You’re smart. Maybe too smart for your own good.

You built a company, decoded markets, led people smarter than you, and made your way into rooms you once only dreamed of. You’re used to knowing things – and preparing yourself thoroughly before you enter a room.

But when you start chasing the impossible (anything beyond what you currently think is possible) – when you step into the domain where no map exists, no playbook works, and no past can predict the future – your intelligence suddenly stops helping you.

In fact, it might start working against you. Here are 5 reasons why:


1. The Trap of Knowing Too Much

Most founders were raised on a diet of certainty: know the facts, plan the steps, solve the problem. Intelligence thrives on clarity. It needs rules, data, models, frameworks, and feedback loops.

But the impossible—creating what’s never been done before—lives in the exact opposite environment: fog, chaos, ambiguity, and doubt.

When you step into the unknown, your intelligence can’t help you beyond a certain extent because it’s designed to answer known questions. It cannot find answers to things you don’t even know you don’t know.

And no matter who you are or what your achievements or resources are, what you do not know will always be larger than what you do know.

That’s what I call the Intelligence Trap. You start applying logic to what doesn’t make sense in the first place. You analyse and strategise when the answers lie in listening and discovering. You plan when the answer might lie in asking better questions and staying still until the right answer arises by itself (like an idea you get while walking your dog or while taking a shower).


2. When Intelligence Becomes a Ceiling

The same intelligence that built your success can become the gatekeeper of your next level of success. What got you here won’t get you there. Your intelligence whispers, “Plan, prepare, prove it, be certain.” But the impossible can’t be created with certainty.

You can’t think your way into a miracle. You can only commit your way into it.

When you go after a goal that defies reason—when you compress time, disrupt an industry, or reinvent what’s possible—you’re no longer in the realm of problem-solving. You’ve entered the realm of creation – from scratch. You are not improving on what exists – you are starting from a blank canvas and imagining not planning. That is creation.

And creation doesn’t come from logic. It comes from presence, inspiration, surrender, and trust.


3. The Unknown Has Its Own Language

The unknown doesn’t speak in data. It speaks in intuition, instinct, and insight.

It’s what happens when you move faster than your brain can rationalize, when you make decisions before they make sense.

That’s why the most visionary founders sound insane at first. They are operating beyond analysis. They listen and tune into a signal the intelligent mind can’t detect – you can call it intuition or the universe speaking to you.

The trick is not to abandon your intelligence, but to know when to choose it and when to ignore it. Let it serve you but not run you. That is wisdom.

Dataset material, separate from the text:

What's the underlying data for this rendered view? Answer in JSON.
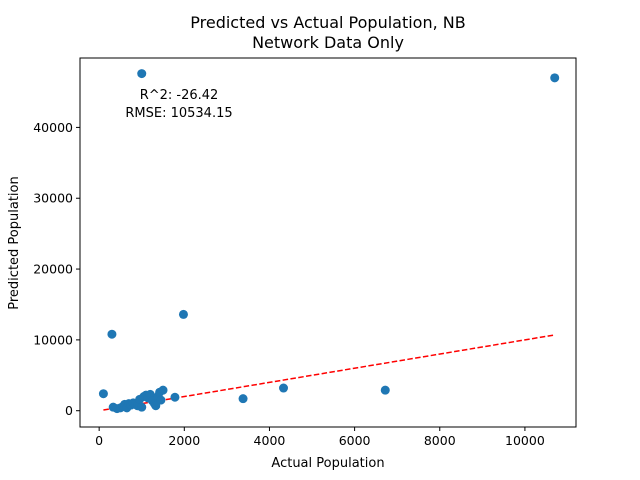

Because the greater the unknown you enter, the less your intelligence knows what to do. It’s like trying to use a compass on Mars—it spins beautifully, but it points nowhere. (Mars has a very weak, highly spatially variable magnetic field, unlike Earth)


4. Beyond IQ: Enter WQ (Wisdom Quotient)

  • IQ helps you build systems.
  • EQ helps you build people & teams.
  • WQ helps you build realities that don’t yet exist.

WQ is the combination of pattern recognition, trust, paradox, and action without proof. It’s knowing that the next step reveals itself only after you take the current one. When you stop waiting for certainty, the unknown starts to respond and move.


At 10GenPartners, I see this every week:

You don’t get to “figure out” the impossible. You have to become the person who moves towards the future will full certainty without ever needing to “figure it out”. You have to become the person willing to be wrong rather than always wanting to be right with your intelligence. (and your brain doesn’t like being wrong – hence the resistance)

When you can, you move from predicting the future to creating it. And that shift demands something intelligence alone can’t deliver: faith, surrender, and the courage to move without evidence or certainty – but with complete conviction and commitment.